We now have the dataset saved in a proper data structure. Let’s start with creating a scatter plot.
Scatter plot is a relational plot which is commonly used to visualize the values of two numerical variables. We can observe if there is a correlation between them.
Seaborn:
sns.relplot(data=titanic, x="Age", y="Fare", hue="Survived",
kind='scatter', aspect=1.4)
The relplot function of Seaborn creates different kinds of relational plots such as scatter plot or line plot. The type of plot is specified with the kind parameter. We pass the columns to be plotted on x axis and y axis to x and y parameters, respectively. The hue parameter separates the data points based on the categories in the given column by using different colors for each category.
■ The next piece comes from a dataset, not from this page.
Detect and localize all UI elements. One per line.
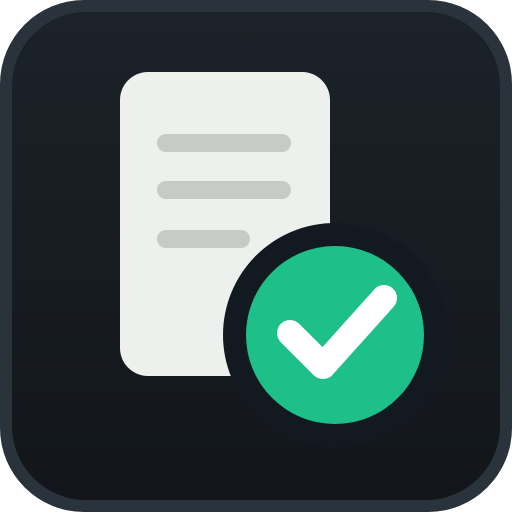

Finally, the aspect parameter adjusts the width-height ratio of the figure.
Ggplot2:
> ggplot(data = titanic) +
+ geom_point(mapping = aes(x = Age, y = Fare, color =
Survived))
The first step is the ggplot function that creates an empty graph. The data is passed to the ggplot function. The second step adds a new layer on the graph based on the given mappings and plot type. The geom_point function creates a scatter plot. The columns to be plotted are specified in the aes method. The color column is same as the hue parameter in Seaborn library.
We do not observe a distinctive relationship between age and fare which is kind of expected.
We use the color parameter to separate data points based on the survived column. It seems like the passengers who pay more have higher chance to survive.